According to a seasoned talent and development source, audiences are no longer satisfied with one-dimensional characters, insincere villains, and catty fights produced for show. Viewers respond to the complexities of real dynamics, those possessing the god-given talent for authentically living their life on-camera, and of course, heightened real life drama. One can argue that contemporary reality television is a nearly academic anthropological study of human behavior. Essentially, the audience demanded more and the industry responded.

It’s an interesting time for reality television to legitimize itself, right as AI crash lands into the room and the Writers Guild of America’s first strike in 15 years fights for the future of scripted shows and livable wages. The 2007 writers’ strike led to a huge boom in unscripted TV, which begs the question - Is it primed for success in this limbo? Only marginally. Per the source, reality is undergoing many of the same struggles that scripted television is. That is, adjusting to the monumental shake-up of streaming.
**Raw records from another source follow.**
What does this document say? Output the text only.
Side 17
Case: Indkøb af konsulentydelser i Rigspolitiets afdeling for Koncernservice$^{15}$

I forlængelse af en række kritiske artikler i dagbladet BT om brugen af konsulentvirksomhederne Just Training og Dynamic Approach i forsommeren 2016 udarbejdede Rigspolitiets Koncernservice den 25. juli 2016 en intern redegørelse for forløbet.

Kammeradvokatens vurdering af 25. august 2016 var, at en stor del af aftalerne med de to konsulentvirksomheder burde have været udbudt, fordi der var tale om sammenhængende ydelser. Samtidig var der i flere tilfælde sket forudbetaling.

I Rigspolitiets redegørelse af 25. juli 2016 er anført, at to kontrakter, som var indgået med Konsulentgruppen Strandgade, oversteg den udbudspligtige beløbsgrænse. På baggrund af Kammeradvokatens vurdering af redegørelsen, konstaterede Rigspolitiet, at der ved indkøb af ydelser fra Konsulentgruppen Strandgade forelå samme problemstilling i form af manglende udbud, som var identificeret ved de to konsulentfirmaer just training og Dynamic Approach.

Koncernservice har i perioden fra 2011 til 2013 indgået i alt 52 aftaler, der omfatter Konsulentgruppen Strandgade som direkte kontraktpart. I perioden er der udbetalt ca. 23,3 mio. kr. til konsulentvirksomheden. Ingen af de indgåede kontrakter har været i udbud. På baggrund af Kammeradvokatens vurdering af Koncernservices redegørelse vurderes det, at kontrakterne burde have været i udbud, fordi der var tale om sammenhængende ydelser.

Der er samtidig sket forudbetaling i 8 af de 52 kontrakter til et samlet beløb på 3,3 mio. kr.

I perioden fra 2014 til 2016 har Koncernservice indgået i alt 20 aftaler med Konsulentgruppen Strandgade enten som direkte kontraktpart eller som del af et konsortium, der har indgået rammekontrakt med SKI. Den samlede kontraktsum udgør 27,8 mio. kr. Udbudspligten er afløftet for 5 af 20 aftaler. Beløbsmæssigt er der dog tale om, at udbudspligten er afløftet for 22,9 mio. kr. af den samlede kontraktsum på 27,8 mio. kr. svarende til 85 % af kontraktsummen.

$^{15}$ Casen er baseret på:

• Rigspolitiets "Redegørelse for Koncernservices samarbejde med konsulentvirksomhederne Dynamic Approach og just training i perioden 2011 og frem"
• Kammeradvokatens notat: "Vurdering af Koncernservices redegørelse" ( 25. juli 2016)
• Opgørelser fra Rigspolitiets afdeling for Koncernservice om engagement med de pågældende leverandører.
Television is being demanded at faster and cheaper rates across all genres — and in unscripted’s case, without official labor protections.

Scripted and unscripted television are much more entwined than most realize, with many of our most-viewed scripted shows based on real life drama and vice versa. Laguna Beach mirrored Fox’s The O.C., just as NYC Prep did Gossip Girl. Sex and the City’s Carrie Bradshaw and her friends are based on writer Candace Bushnell’s experience living in New York City. Even critically acclaimed programming like Succession closely resembles the real-life succession narrative of the Murdoch family; in fact, Vanity Fair reported that one of the terms of the divorce settlement between Ruper Murdoch and his ex-wife Jerry Hall was that Hall couldn’t give story ideas to the Succession writers.

In this era marked by “Scandoval” and unprecedented viewership, unscripted television has become further cemented as a tenet of the entertainment world. Actors and reality stars may not be on equal footing, but the latter group has certainly jumped up a few rungs. The ethical debate — and any shame of fandom — has practically ceased. While nothing will substitute the art of scripted television, there is no denying society’s bottomless hunger for watching lives being ruined in real time.